It’s been three months. Where have I been? What have I been up too? Here are the bullet points:
- I fell in love.
- I changed jobs.
- I filmed a new movie.
- I’ve had two oral surgeries, going in for a third in the next few weeks (first world problems, trust me).
- I got rid of more people in my life who were stripping me of all sanity (anyone voting for Trump, was a good start).
- I lost a family member (may he rest in sweet peace).
- I moved (back to the beach, exactly where I’m supposed to be).
- I became a vegetarian (it only lasted ½ a day).
- I traveled a bit (not to Scotland as planned, but traveled nonetheless).

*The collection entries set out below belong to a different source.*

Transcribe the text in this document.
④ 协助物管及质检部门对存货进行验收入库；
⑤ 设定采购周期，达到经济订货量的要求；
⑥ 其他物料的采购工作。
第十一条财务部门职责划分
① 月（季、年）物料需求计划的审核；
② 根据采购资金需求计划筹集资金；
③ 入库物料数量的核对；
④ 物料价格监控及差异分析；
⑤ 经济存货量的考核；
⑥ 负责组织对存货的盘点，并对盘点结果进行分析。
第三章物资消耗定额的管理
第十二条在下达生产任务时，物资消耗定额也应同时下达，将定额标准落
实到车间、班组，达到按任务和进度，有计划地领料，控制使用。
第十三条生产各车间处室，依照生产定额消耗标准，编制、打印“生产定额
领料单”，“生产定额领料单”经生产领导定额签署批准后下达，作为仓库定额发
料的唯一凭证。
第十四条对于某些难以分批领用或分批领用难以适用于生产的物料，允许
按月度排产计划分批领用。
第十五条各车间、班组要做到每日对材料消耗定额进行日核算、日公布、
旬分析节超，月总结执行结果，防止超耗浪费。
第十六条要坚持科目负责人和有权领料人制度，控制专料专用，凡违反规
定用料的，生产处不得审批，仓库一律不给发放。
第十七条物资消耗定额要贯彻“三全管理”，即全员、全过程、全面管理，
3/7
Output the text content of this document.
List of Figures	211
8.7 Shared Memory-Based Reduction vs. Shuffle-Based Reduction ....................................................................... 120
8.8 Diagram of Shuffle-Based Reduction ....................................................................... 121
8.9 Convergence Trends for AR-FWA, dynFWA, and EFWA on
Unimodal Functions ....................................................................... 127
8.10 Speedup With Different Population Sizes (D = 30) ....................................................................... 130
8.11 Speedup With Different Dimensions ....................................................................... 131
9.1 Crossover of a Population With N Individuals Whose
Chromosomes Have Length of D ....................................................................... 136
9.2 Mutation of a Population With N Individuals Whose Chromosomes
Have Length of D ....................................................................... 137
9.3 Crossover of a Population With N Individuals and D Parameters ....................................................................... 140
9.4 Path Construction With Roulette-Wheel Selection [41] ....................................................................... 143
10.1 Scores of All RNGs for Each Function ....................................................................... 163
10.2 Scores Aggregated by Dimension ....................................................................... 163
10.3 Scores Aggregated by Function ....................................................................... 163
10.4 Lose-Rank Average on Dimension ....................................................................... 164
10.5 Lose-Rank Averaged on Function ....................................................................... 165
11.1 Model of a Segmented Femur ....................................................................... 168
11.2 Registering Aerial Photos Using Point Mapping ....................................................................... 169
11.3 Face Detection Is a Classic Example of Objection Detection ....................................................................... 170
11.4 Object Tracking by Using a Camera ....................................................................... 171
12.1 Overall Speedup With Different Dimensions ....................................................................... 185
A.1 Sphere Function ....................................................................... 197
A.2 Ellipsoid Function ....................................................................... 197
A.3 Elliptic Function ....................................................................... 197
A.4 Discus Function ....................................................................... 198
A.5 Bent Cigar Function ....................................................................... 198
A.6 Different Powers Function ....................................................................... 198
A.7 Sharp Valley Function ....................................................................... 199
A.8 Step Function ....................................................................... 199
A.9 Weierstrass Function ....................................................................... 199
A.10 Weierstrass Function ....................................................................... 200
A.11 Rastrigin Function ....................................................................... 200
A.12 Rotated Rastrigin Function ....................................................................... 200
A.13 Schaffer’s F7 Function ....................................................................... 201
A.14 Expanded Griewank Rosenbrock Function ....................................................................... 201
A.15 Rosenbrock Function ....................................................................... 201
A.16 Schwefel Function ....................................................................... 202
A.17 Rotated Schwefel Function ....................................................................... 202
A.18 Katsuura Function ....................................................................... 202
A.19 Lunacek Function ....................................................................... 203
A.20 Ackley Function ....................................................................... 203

- I started writing a new book (haven’t published the first one, but eeeh…details!).
- I made four new cool friends (I hope they’re not Trump supporters).
- Came to terms with some DNA testing that threw me (yes, I’m partly Caucasian. I know, it shouldn’t have come as some surprise, but, what can I say? I’m only human).
- I’m still in love. It’s a good thing.
I’ve been horrible lately about keeping up with my favorite blogs. I apologize. I’ve also been a bit MIA on Facebook, Instagram, etc. I’ve been on Twitter a little bit, but even there I’ve been lagging. Honestly, it’s been nice to be in the real world a bit. And although I do love interacting online, it’s been somewhat nice not to be so connected all the time.
I had an interaction with a vile woman on a Facebook post that belonged to CNN New Day Anchor Chris Cuomo. It was such an interesting experience because most days I wouldn’t have even bothered. But, for whatever reason, her insistence on being cruel and negative towards this man, this celebrity, that she did not actually know, was mind-boggling to me. After a very long-winded interaction, (I should apologize to Chris Cuomo’s people on his FB page because it went on forever), I finally realized that her being cruel and negative was actually what fueled her. She eventually admitted as much. That’s when I was done.
To be behind a keyboard and lashing out at someone, when there is no reason to be, is quite extraordinary. This particular post that Chris Cuomo was sharing with his fans, had nothing to do with anything – he was having a somewhat existential moment. Her reaction to his post was…the only way I can describe it is to say it’s like someone having a temper tantrum online, if that makes any sense. People usually call these types, TROLLS. But the truth is I think that’s too easy to dismiss. She really hated Chris Cuomo for so many reasons, and I kept asking her, why would you follow someone you hate so much? Her answers made me realize that hating him, following him, lashing out at him, was a much easier thing to do than actually dealing with her own self in the real world.
I guess that’s where I’ve been lately; dealing with my own self in the real world. I have fallen in love with life again. Maybe it’s the ocean air, maybe it’s the new neighborhood, maybe it’s just ridding myself of negative people in my life, but I am so in love with the right here, right now and…well, it’s pretty spectacular!
Don’t get me wrong, there have been some tough moments these past three months. But that’s how life goes, right? Ups and downs, good days, bad days. As I move along my personal journey, I hope that whatever comes my way – good or bad – that I handle it with as much grace as possible, hurting no one else along the way. I never want to be so bitter or so cruel. And I never want to be fueled by negativity. I really hope to always be “loving” this thing called life.
Yeah, I’m still in love. It’s a good thing.